How-to…¶
…Run software natively¶
If you need to run software in a way Metabiome does not support, you can run it natively by simply activating the environment where it lives and then using it normally. In the following example taken from the Bowtie 2 manual, we need to use this software to create an index for the Lambda phage reference genome, and not for decontamination of reads as implemented in Metabiome:
# Activate environment
conda activate metabiome-preprocessing
# Run Bowtie 2 natively
bowtie2-build $BT2_HOME/example/reference/lambda_virus.fa lambda_virus
You can find a complete list of Metabiome modules and software in Metabiome modules.

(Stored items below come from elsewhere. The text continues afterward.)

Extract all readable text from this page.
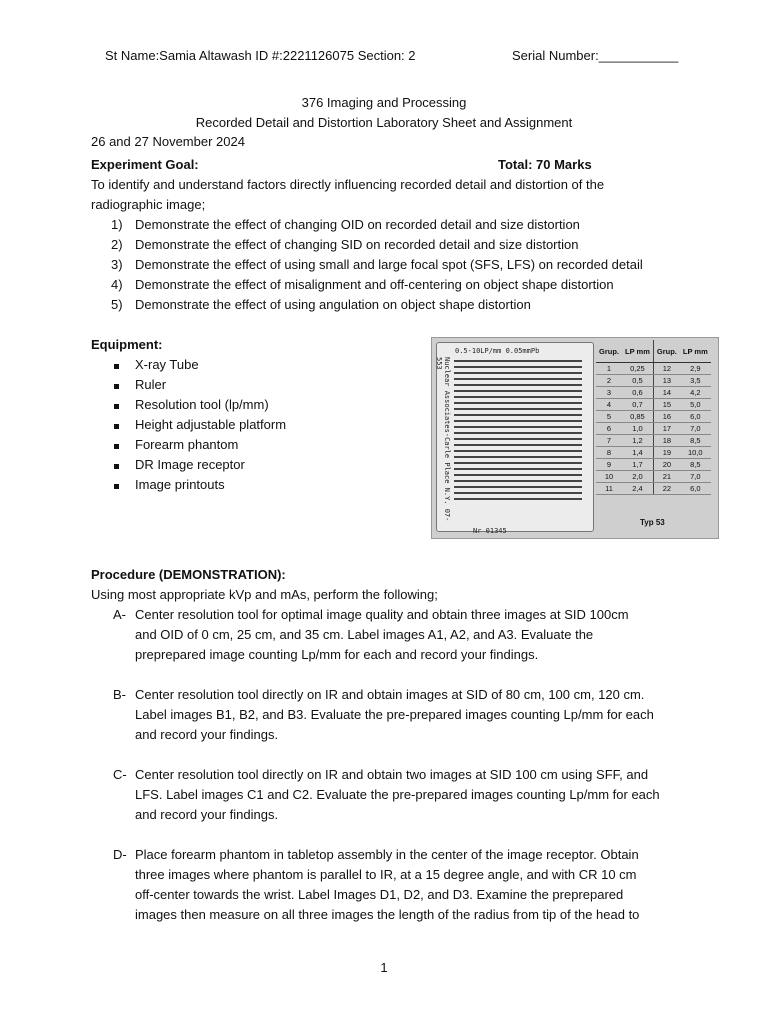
St Name:Samia Altawash ID #:2221126075 Section: 2	Serial Number:___________
376 Imaging and Processing
Recorded Detail and Distortion Laboratory Sheet and Assignment
26 and 27 November 2024
Experiment Goal:	Total: 70 Marks
To identify and understand factors directly influencing recorded detail and distortion of the
radiographic image;
1) Demonstrate the effect of changing OID on recorded detail and size distortion
2) Demonstrate the effect of changing SID on recorded detail and size distortion
3) Demonstrate the effect of using small and large focal spot (SFS, LFS) on recorded detail
4) Demonstrate the effect of misalignment and off-centering on object shape distortion
5) Demonstrate the effect of using angulation on object shape distortion
Equipment:
X-ray Tube
Ruler
Resolution tool (lp/mm)
Height adjustable platform
Forearm phantom
DR Image receptor
Image printouts
0.5-10LP/mm 0.05mmPb
Nuclear Associates-Carle Place N.Y. 07-553
Nr 01345
Grup.	LP mm	Grup.	LP mm
1	0,25	12	2,9
2	0,5	13	3,5
3	0,6	14	4,2
4	0,7	15	5,0
5	0,85	16	6,0
6	1,0	17	7,0
7	1,2	18	8,5
8	1,4	19	10,0
9	1,7	20	8,5
10	2,0	21	7,0
11	2,4	22	6,0
Typ 53
Procedure (DEMONSTRATION):
Using most appropriate kVp and mAs, perform the following;
A- Center resolution tool for optimal image quality and obtain three images at SID 100cm
and OID of 0 cm, 25 cm, and 35 cm. Label images A1, A2, and A3. Evaluate the
preprepared image counting Lp/mm for each and record your findings.
B- Center resolution tool directly on IR and obtain images at SID of 80 cm, 100 cm, 120 cm.
Label images B1, B2, and B3. Evaluate the pre-prepared images counting Lp/mm for each
and record your findings.
C- Center resolution tool directly on IR and obtain two images at SID 100 cm using SFF, and
LFS. Label images C1 and C2. Evaluate the pre-prepared images counting Lp/mm for each
and record your findings.
D- Place forearm phantom in tabletop assembly in the center of the image receptor. Obtain
three images where phantom is parallel to IR, at a 15 degree angle, and with CR 10 cm
off-center towards the wrist. Label Images D1, D2, and D3. Examine the preprepared
images then measure on all three images the length of the radius from tip of the head to
1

…Perform co-assembly of samples¶
If you need to perform an assembly using the reads from all or many samples at
once, then you can concatenate the files together and run the assemblers as if
it where just one paired-end sample. For example, assuming you have files named
according to the _1./_2. naming convention:
# Create directory to store new files
mkdir co-assembly
# Concatenate all _1. files
cat *_1.fq.gz > co-assembly/all_1.fq.gz
# Concatenate all _2. files
cat *_2.fq.gz > co-assembly/all_2.fq.gz
# Run assembly
metabiome metaspades -i co-assembly -o assembly_results
…Create read-based coverage files for genome binning¶
If you want to create read-based coverage files to boost the binning of your contigs, you can do it easily through our pipeline Metabiome. Metabiome has three different software (CONCOCT, MaxBin2 and MetaBAT2) for genome binning. So, let’s just take a look on how to create these read-based coverage files and bin our contigs alongside:
For CONCOCT and MaxBin2 is pretty straightforward because the commands
concoct and maxbin2 create the read-based coverage files
automatically like so:
# Run CONCOCT
metabiome concoct -i contigs_reads/ -o concoct_out/
# Run MaxBin2
metabiome maxbin2 -i contigs_reads/ -o maxbin2_out/
Whereas for MetaBAT2, if you want to perform the binning with read-based
coverage files, you must generate them previously. To do so you can use
our command coverm like so:
# Run CoverM
metabiome coverm -i contigs_reads/ -o read_coverage/
Now, let’s use this read coverage files to run metabat2 command.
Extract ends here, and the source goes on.